Os títulos “Diário Económico” e “Semanário Económico” foram os únicos a receber licitações, no valor máximo de 850 e 800 euros, respectivamente, entre as 73 marcas e 53 logotipos do grupo de ‘media’ ST&SF cujo leilão electrónico terminou hoje.

Todas as marcas e logotipos a leilão tinham o valor unitário de 750 euros, sendo o lance mínimo de licitação de 50 euros.

Segundo os dados disponíveis no endereço online da Agência de Leilões Paraíso, o valor da licitação mais elevada recebida para a marca “Diário Económico” foi de 850 euros, enquanto o título “Semanário Económico” recebeu uma oferta de 800 euros, em ambos os casos licitações muito próximas do valor base.

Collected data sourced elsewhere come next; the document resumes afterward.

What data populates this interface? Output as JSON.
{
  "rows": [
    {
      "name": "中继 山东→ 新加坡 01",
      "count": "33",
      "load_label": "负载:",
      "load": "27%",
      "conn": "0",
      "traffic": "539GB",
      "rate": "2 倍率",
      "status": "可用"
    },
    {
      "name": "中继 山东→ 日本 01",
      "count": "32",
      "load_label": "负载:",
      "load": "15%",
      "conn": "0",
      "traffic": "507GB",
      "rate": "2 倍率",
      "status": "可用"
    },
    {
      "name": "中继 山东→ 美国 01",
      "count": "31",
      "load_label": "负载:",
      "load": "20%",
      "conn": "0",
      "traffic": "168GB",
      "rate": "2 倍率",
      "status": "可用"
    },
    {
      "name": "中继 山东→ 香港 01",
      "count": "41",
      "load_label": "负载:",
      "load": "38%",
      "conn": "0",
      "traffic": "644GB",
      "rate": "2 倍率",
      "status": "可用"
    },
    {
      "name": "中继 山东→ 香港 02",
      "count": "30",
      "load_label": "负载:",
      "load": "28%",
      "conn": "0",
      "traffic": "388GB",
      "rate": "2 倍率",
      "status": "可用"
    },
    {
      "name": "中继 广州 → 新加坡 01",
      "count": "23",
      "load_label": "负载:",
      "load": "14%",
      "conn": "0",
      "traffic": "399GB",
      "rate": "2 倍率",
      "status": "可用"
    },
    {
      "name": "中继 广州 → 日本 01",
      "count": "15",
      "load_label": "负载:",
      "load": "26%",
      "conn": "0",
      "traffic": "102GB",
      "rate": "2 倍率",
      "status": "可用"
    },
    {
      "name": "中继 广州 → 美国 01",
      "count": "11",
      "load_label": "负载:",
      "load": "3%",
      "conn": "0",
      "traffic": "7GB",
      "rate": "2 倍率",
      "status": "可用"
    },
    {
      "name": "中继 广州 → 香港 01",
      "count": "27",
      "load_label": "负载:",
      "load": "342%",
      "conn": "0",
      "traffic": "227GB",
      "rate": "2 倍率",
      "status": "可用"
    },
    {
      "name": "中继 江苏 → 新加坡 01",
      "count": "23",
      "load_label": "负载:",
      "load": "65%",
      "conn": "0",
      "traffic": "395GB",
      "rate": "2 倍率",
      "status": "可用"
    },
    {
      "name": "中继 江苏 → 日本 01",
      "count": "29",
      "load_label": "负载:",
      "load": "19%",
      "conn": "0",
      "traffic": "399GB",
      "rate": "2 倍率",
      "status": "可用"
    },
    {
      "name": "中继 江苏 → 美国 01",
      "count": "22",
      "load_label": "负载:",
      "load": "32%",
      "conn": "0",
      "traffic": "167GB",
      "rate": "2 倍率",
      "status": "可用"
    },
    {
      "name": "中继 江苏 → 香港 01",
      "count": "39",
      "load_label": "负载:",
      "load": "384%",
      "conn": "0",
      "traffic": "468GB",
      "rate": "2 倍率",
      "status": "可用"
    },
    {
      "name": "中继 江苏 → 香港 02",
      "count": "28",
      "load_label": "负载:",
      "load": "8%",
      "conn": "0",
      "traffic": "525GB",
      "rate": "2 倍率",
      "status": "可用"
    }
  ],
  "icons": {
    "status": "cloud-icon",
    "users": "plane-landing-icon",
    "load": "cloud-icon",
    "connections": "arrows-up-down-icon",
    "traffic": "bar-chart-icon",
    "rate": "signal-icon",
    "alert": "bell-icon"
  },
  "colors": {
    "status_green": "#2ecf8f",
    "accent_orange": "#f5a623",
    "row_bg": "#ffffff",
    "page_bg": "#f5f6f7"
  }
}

O leilão terminou pelas 11:30 de hoje sem que nenhuma das restantes 71 marcas e 53 logotipos pertencentes à insolvente ST&SF - Sociedade de Publicações Lda. tenha recebido qualquer licitação.

Além do “Diário Económico” e do “Semanário Económico”, da lista de marcas que foram a leilão faziam parte o antigo canal de televisão “Diário Económico TV”, alguns dos suplementos do grupo, como o “Quem é quem”, e jornais distribuídos no Brasil, como “O Dia”, “O Campeão” ou o “Meia Hora”.

Ainda em leilão estavam diversos logótipos, entre os quais muitos relativos a conferências, fóruns e prémios promovidos pelo “Diário Económico” e “Semanário Económico”.

As receitas provenientes desta hasta deverão ser canalizadas para amortizar dívidas da ST&SF, que declarou insolvência em 2016, após ter acabado com a edição em papel do “Diário Económico”, e tem dívidas acumuladas na ordem dos 8,3 milhões de euros a perto de duas centenas de credores, na sua maioria trabalhadores, mas também fornecedores, bancos e Segurança Social.

Na altura, um dos credores chegou a avançar com um Processo Especial de Revitalização (PER) para tentar recuperar a empresa, mas a administração da empresa pediu que este fosse convertido em insolvência.